Moins de vingt-quatre heure après avoir exprimé son refus de reconduire le budget 2012-2013, Wilson Laleau, lors d’une conférence de presse donnée jeudi à la Primature, a rebondi en brandissant un décret de 2005 pour justifier son choix de mettre à exécution le budget 2013-2014 à partir du 1er octobre prochain. Cette décision devra être entérinée lors du prochain Conseil des ministres.

« Tout était bien planifié au niveau du palais national pour en arriver là. Le rapport de la commission Economie et Finances était prêt depuis environ un mois. Mais à chaque fois qu’il devait y avoir séance, la majorité présidentielle a toujours infirmé le quorum », a déclaré Steven Benoit. Il a par ailleurs dénoncé le décret du 16 février 2005 qui, selon lui, serait anticonstitutionnel. « Une résolution en vue d’amender ce décret a été préparée depuis des mois par ses collègues de la commission Economie et Finances. Mais on n’arrive toujours pas à l’adopter à cause de certains sénateurs qui sont toujours absents », dit-il sans ménagement.

Qui va défendre le ministre ?

Ce n’est en tout cas l’économiste Kesner Pharel qui établit toujours un lien entre la stabilité politique et le développement économique qui va défendre le ministre contre la menace d’interpellation du sénateur Steven Benoit. Dans certains pays comme la Canada, un ministre dont la loi de finances est rejetée au parlement perd automatiquement son poste, a-t-il lancé également sur Magik 9. Comparant le budget à une évaluation, Kesner Pharel pense que le ministre de l’Economie et des Finances n’a pas été jugé performant.

Il ne partage nullement la position de l’ex-recteur aux affaires académiques de l’UEH qui, comme pour chercher une excuse, a déclaré que le gouvernement a fait sa part du boulot. « Le ministre de l’Economie et des Finances n’est pas là uniquement pour préparer le budget. Il doit s’assurer que le document ait le vote favorable des parlementaires », juge-t-il. Le P.D.G. du Group Croissance a par ailleurs dénoncé la passivité des autres membres du gouvernement qui ont laissé Wilson Laleau seul dans la bataille.

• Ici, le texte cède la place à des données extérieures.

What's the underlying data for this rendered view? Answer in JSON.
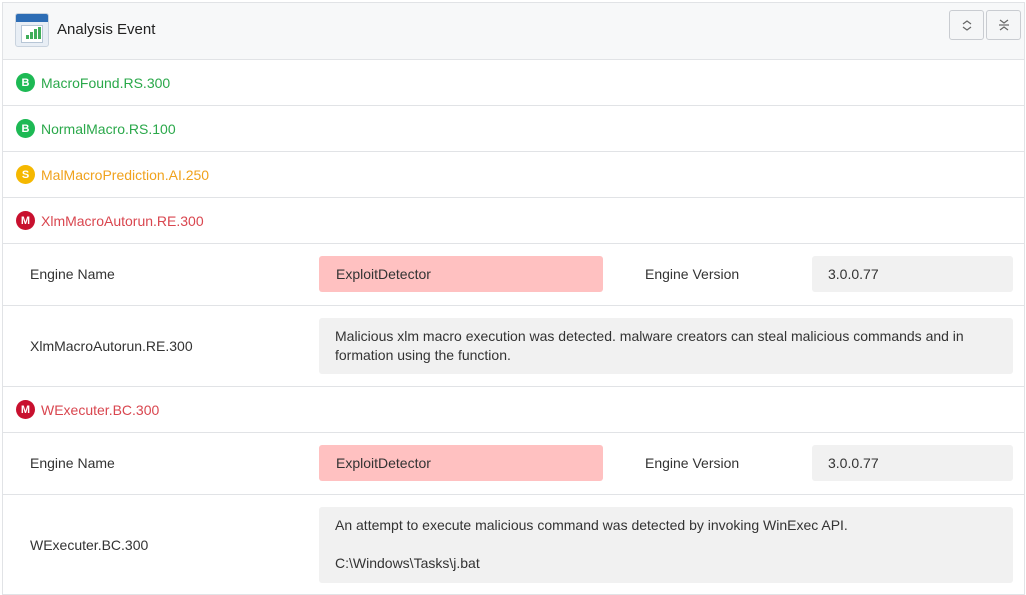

« Le budget n’est pas l’affaire exclusive du ministre de l’Economie et des Finances. Il engage tout le gouvernement », a indiqué M. Pharel, qui croit que les autres ministres seraient un peu plus agressifs s’ils savaient qu’ils seraient tous renvoyés.

Kesner Pharel s’en est également pris aux sénateurs, qui, selon lui, auraient pris sur eux une très grande responsabilité. « Ils devaient faire une contre-proposition en rejetant le budget », dit-il avec beaucoup de regrets. C’est dommage, selon lui, qu’il n’y ait aucune pénalisation pour ces parlementaires opposants.

Non seulement il ne comprend pas pourquoi les sénateurs ont mis plus d’une vingtaine de jours à voter le rapport du travail de la commission Economie et Finances sur le budget, mais aussi à voter en ce sens bien que leurs remarques aient été prises en compte par le ministre.

« Déjà tres mal placée dans le classement international sur la compétitivité, Haïti va perdre encore des points », croit dur comme fer l’animateur de l’émission télévisée « Le Rendez-vous économique » sur Télé Métropole. Il ne voit aucune possibilité de reconduire le budget de 2012-2013 ou encore celui de 2011-2012.